Had it not been for the thundershower we received on the morning of March 19, we would certainly have set the all-time record on that day as well. We then went on to shatter the record on March 20 (81 degrees when the record had been 77), followed by another record-setter on March 21 (83 degrees for the warmest March day ever in Madison). All told, seven of eight days on which an all-time record high temperature was set — and it could have been eight straight days
During this streak, Madison also doubled the number of times the temperature has reached 80 degrees or higher in March. Before March 2012, this had happened only five times, never earlier than the 29th of the month. March 2012 has seen five such days all by itself (all in one week!)
This month has also seen the warmest average daily temperature for a March day of all-time (70 degrees on March 17, a figure that comes from the average of the daily high temperature, which was 80 degrees, and the low, which was 60 degrees).
There are those who remain unconvinced of the fact that changes in the atmospheric composition have had a discernible effect on the behavior of the atmosphere and climate systems. Some of these skeptics are major party candidates for the presidency. In the face of this recent, absolutely unprecedented, prolonged extreme weather event it is hard to consider this a reasonable position.

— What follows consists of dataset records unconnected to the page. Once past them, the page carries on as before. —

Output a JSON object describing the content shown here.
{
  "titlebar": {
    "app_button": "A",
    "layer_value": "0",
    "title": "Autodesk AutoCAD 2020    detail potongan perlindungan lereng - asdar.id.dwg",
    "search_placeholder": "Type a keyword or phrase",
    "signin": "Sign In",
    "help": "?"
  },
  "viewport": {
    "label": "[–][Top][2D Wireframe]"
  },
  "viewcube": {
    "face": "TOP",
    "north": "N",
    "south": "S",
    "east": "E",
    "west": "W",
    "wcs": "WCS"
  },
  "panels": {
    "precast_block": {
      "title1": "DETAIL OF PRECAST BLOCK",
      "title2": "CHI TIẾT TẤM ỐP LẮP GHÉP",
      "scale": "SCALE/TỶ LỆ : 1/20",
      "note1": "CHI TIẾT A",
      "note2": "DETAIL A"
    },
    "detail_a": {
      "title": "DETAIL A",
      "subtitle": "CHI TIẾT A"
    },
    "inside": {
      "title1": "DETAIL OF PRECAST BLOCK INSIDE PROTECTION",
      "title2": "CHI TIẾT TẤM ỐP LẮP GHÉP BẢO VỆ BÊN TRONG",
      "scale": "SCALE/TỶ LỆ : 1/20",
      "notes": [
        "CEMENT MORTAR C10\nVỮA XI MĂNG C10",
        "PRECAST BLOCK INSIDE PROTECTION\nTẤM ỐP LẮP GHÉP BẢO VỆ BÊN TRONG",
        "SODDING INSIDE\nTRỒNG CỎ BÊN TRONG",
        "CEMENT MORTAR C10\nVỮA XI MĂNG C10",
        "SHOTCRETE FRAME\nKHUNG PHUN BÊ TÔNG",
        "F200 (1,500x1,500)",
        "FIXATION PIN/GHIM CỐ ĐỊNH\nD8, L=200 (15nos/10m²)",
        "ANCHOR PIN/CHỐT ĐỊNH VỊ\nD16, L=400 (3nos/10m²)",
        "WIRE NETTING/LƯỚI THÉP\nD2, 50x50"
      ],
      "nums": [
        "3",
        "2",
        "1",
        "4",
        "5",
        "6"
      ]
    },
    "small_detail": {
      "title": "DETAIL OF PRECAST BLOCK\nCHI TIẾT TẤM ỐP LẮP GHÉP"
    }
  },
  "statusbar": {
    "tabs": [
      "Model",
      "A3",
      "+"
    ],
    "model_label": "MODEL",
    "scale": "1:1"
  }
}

Were there a general suspicion among college basketball experts that the NCAA tournament officiating was not honest, even those resistant to believing this might reconsider their positions if one or two or three No. 1 seeds lost (for the first time in the history of the tournament) in the first weekend. There is a reasonable analogy here to what we have recently experienced in our weather. The room for reasonable skepticism is fast disappearing.